Думала, что он будет перевозить в город свою семью и расскажет мне об этом, но замкнут и немногословен. Приход нового года, видимо, внушает ему светлые надежды. Он внимателен ко мне, собирается встретить Новый год со мной вместе (я уже рассказывала об этом), но встречаемся в следующем году.

Пришел Коля ко мне на второй (или третий?) день нового года 1969 года. Выглядел очень, очень усталым (не спал, наверное!) Мало разговаривал, опять углубился куда-то в себя. Может сердце побаливало и не хотел жаловаться, показывать виду. Прилег на диван и быстро заснул.

Мы с мамой, чтобы его не беспокоить, ушли в комнату к соседям. Прошло, пожалуй, около часа.
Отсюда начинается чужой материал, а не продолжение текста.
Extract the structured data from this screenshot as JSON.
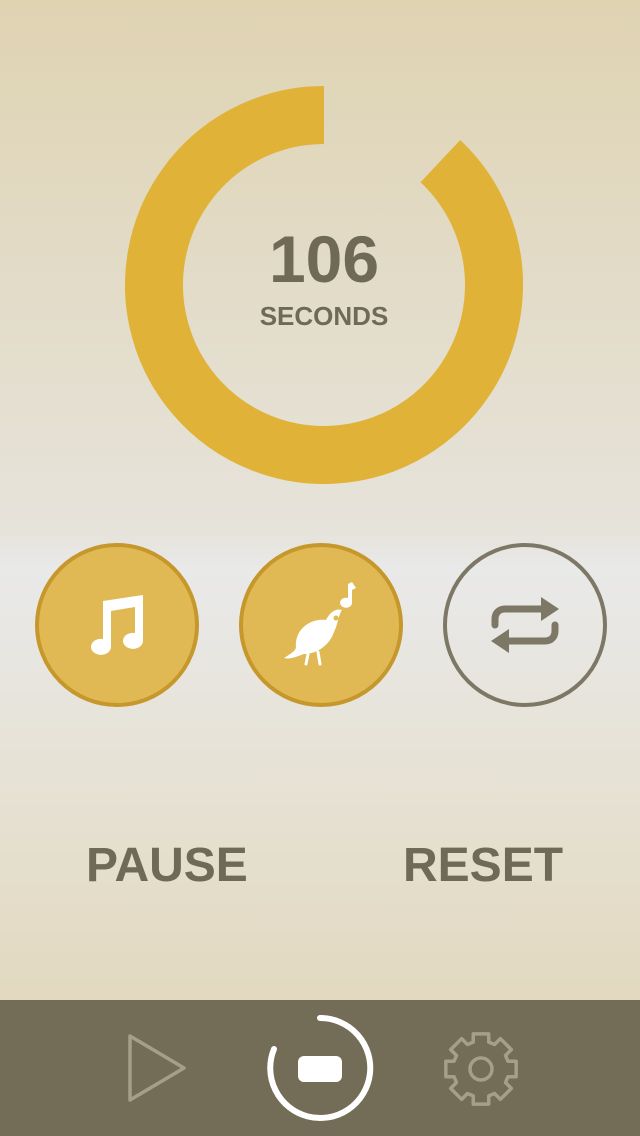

Внезапный шелест, а за ним стук и тонкий звон разбитого стекла всполошил нас. Вбегаем и видим лежащую на боку елку. (Елки в то время ставили большие - около трех метров.) Верхушка - на кровати, на подушках, на полу - осколки стеклянных игрушек. А главное: под елкой спит Коля. Он весь сжался в комочек, обхватив колени руками и низко наклонив голову.
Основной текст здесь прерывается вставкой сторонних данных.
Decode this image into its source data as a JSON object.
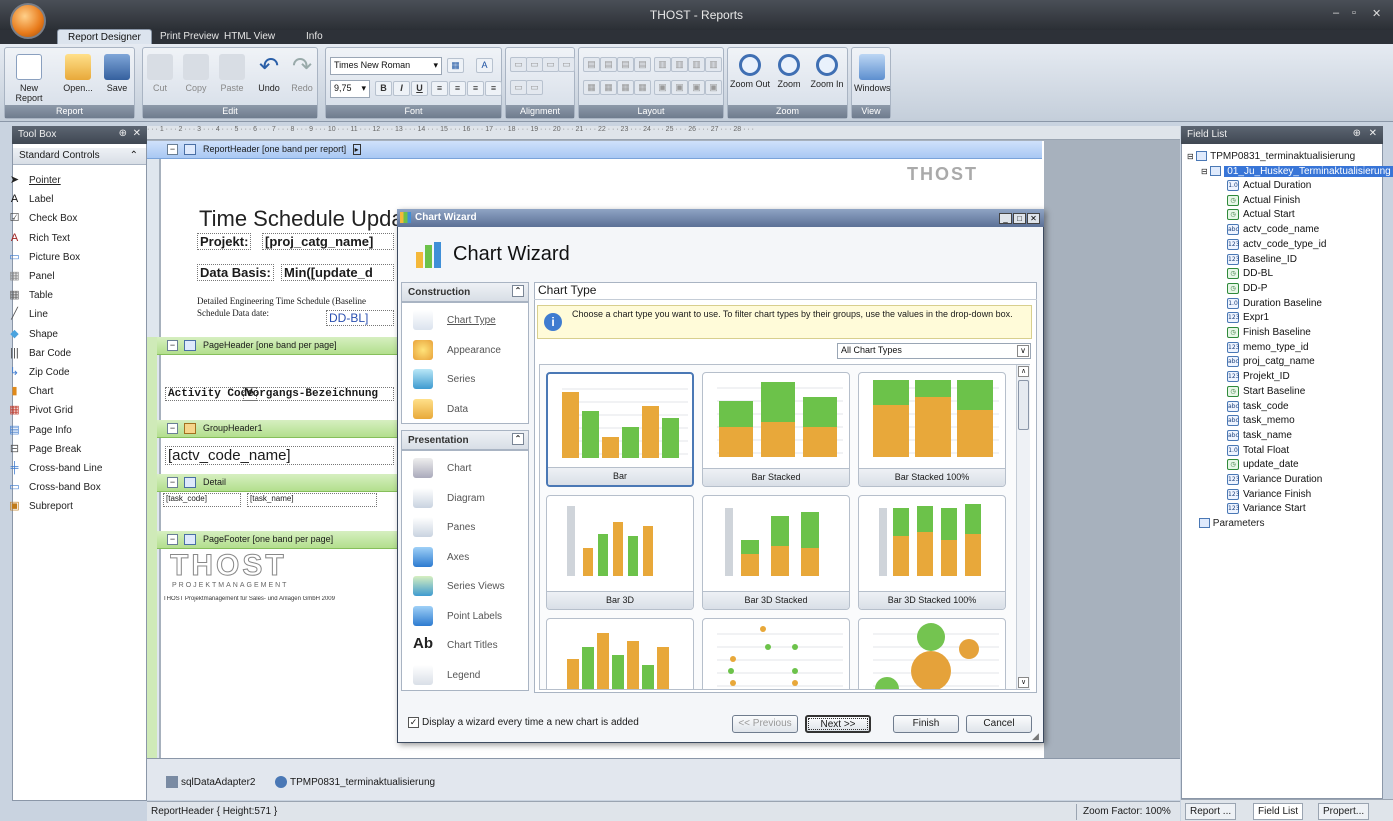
{
  "window": {
    "title": "THOST - Reports",
    "controls": [
      "–",
      "▫",
      "✕"
    ]
  },
  "tabs": [
    "Report Designer",
    "Print Preview",
    "HTML View",
    "Info"
  ],
  "ribbon": {
    "groups": [
      "Report",
      "Edit",
      "Font",
      "Alignment",
      "Layout",
      "Zoom",
      "View"
    ],
    "report": {
      "new": "New Report",
      "open": "Open...",
      "save": "Save"
    },
    "edit": {
      "cut": "Cut",
      "copy": "Copy",
      "paste": "Paste",
      "undo": "Undo",
      "redo": "Redo"
    },
    "font": {
      "name": "Times New Roman",
      "size": "9,75",
      "bold": "B",
      "italic": "I",
      "underline": "U"
    },
    "zoom": {
      "out": "Zoom Out",
      "zoom": "Zoom",
      "in": "Zoom In"
    },
    "view": {
      "windows": "Windows"
    }
  },
  "toolbox": {
    "title": "Tool Box",
    "section": "Standard Controls",
    "items": [
      {
        "label": "Pointer",
        "icon": "pointer-icon"
      },
      {
        "label": "Label",
        "icon": "label-icon"
      },
      {
        "label": "Check Box",
        "icon": "checkbox-icon"
      },
      {
        "label": "Rich Text",
        "icon": "rich-text-icon"
      },
      {
        "label": "Picture Box",
        "icon": "picture-icon"
      },
      {
        "label": "Panel",
        "icon": "panel-icon"
      },
      {
        "label": "Table",
        "icon": "table-icon"
      },
      {
        "label": "Line",
        "icon": "line-icon"
      },
      {
        "label": "Shape",
        "icon": "shape-icon"
      },
      {
        "label": "Bar Code",
        "icon": "barcode-icon"
      },
      {
        "label": "Zip Code",
        "icon": "zipcode-icon"
      },
      {
        "label": "Chart",
        "icon": "chart-icon"
      },
      {
        "label": "Pivot Grid",
        "icon": "pivot-icon"
      },
      {
        "label": "Page Info",
        "icon": "page-info-icon"
      },
      {
        "label": "Page Break",
        "icon": "page-break-icon"
      },
      {
        "label": "Cross-band Line",
        "icon": "cross-line-icon"
      },
      {
        "label": "Cross-band Box",
        "icon": "cross-box-icon"
      },
      {
        "label": "Subreport",
        "icon": "subreport-icon"
      }
    ]
  },
  "designer": {
    "bands": {
      "report_header": "ReportHeader [one band per report]",
      "page_header": "PageHeader [one band per page]",
      "group_header": "GroupHeader1",
      "detail": "Detail",
      "page_footer": "PageFooter [one band per page]"
    },
    "logo": "THOST",
    "title_text": "Time Schedule Upda",
    "projekt_label": "Projekt:",
    "projekt_field": "[proj_catg_name]",
    "data_basis_label": "Data Basis:",
    "data_basis_field": "Min([update_d",
    "detail_line1": "Detailed Engineering Time Schedule (Baseline",
    "detail_line2": "Schedule Data date:",
    "dd_bl": "DD-BL]",
    "col_activity": "Activity Code",
    "col_vorgang": "Vorgangs-Bezeichnung",
    "group_field": "[actv_code_name]",
    "task_code": "[task_code]",
    "task_name": "[task_name]",
    "footer_logo": "THOST",
    "footer_sub": "PROJEKTMANAGEMENT",
    "footer_copy": "THOST Projektmanagement für Sales- und Anlagen GmbH 2009",
    "ruler": "· · · 1 · · · 2 · · · 3 · · · 4 · · · 5 · · · 6 · · · 7 · · · 8 · · · 9 · · · 10 · · · 11 · · · 12 · · · 13 · · · 14 · · · 15 · · · 16 · · · 17 · · · 18 · · · 19 · · · 20 · · · 21 · · · 22 · · · 23 · · · 24 · · · 25 · · · 26 · · · 27 · · · 28 · · ·"
  },
  "components": [
    "sqlDataAdapter2",
    "TPMP0831_terminaktualisierung"
  ],
  "status": {
    "left": "ReportHeader { Height:571 }",
    "zoom": "Zoom Factor: 100%"
  },
  "fieldlist": {
    "title": "Field List",
    "root": "TPMP0831_terminaktualisierung",
    "table": "01_Ju_Huskey_Terminaktualisierung",
    "fields": [
      {
        "name": "Actual Duration",
        "type": "1.0"
      },
      {
        "name": "Actual Finish",
        "type": "dt"
      },
      {
        "name": "Actual Start",
        "type": "dt"
      },
      {
        "name": "actv_code_name",
        "type": "abc"
      },
      {
        "name": "actv_code_type_id",
        "type": "123"
      },
      {
        "name": "Baseline_ID",
        "type": "123"
      },
      {
        "name": "DD-BL",
        "type": "dt"
      },
      {
        "name": "DD-P",
        "type": "dt"
      },
      {
        "name": "Duration Baseline",
        "type": "1.0"
      },
      {
        "name": "Expr1",
        "type": "123"
      },
      {
        "name": "Finish Baseline",
        "type": "dt"
      },
      {
        "name": "memo_type_id",
        "type": "123"
      },
      {
        "name": "proj_catg_name",
        "type": "abc"
      },
      {
        "name": "Projekt_ID",
        "type": "123"
      },
      {
        "name": "Start Baseline",
        "type": "dt"
      },
      {
        "name": "task_code",
        "type": "abc"
      },
      {
        "name": "task_memo",
        "type": "abc"
      },
      {
        "name": "task_name",
        "type": "abc"
      },
      {
        "name": "Total Float",
        "type": "1.0"
      },
      {
        "name": "update_date",
        "type": "dt"
      },
      {
        "name": "Variance Duration",
        "type": "123"
      },
      {
        "name": "Variance Finish",
        "type": "123"
      },
      {
        "name": "Variance Start",
        "type": "123"
      }
    ],
    "parameters": "Parameters",
    "tabs": [
      "Report ...",
      "Field List",
      "Propert..."
    ]
  },
  "wizard": {
    "window_title": "Chart Wizard",
    "heading": "Chart Wizard",
    "construction": "Construction",
    "construction_items": [
      "Chart Type",
      "Appearance",
      "Series",
      "Data"
    ],
    "presentation": "Presentation",
    "presentation_items": [
      "Chart",
      "Diagram",
      "Panes",
      "Axes",
      "Series Views",
      "Point Labels",
      "Chart Titles",
      "Legend"
    ],
    "section_title": "Chart Type",
    "hint": "Choose a chart type you want to use. To filter chart types by their groups, use the values in the drop-down box.",
    "filter": "All Chart Types",
    "chart_types": [
      "Bar",
      "Bar Stacked",
      "Bar Stacked 100%",
      "Bar 3D",
      "Bar 3D Stacked",
      "Bar 3D Stacked 100%"
    ],
    "display_checkbox": "Display a wizard every time a new chart is added",
    "prev": "<< Previous",
    "next": "Next >>",
    "finish": "Finish",
    "cancel": "Cancel",
    "colors": {
      "orange": "#e8a83a",
      "green": "#6cc24a",
      "bubble_orange": "#e5a23a",
      "bubble_green": "#74c450"
    }
  }
}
Мы стоим перед ним. Он продолжает сидя спать (а, может, не спит?).

- Коля, - тихонечко позвала я.

Он открыл глаза, посмотрел на лежащую елку, осколки на полу:

- Это все я?

Опять осторожно спрашиваю:

- Тебе сон, наверное, плохой снился, если ты так, как Дед Мороз, оказался под елкой?

- Да, сон...

Но какой это был сон, он не рассказал, хотя наверняка помнил. После этого он скоро ушел.

Можно было догадываться, что его преследовали и далеко не с добрыми намерениями.

Моя работа (как уже говорила) стала отнимать больше свободного времени.

Коля забегал ко мне вечером, но ненадолго. Приходил и в мое отсутствие, когда была в командировке. Развлекал маму и тетю небылицами. Как он, например, с медведем сражался. (А может это правда?)

Однажды надумал послать мне на место командировки телеграмму. На обрывке промокашки карандашом написал: "Неля, приветствуем! Всего доброго! Мама, Коля."

Потом посмотрел на мою тетю, задумался и со словами: "Ох, я и забыл" попросил ее дописать своей рукой "Нина Александровна".

Уходя, в дверях, серьезно повторил: "Только пошлите обязательно. Пусть она порадуется."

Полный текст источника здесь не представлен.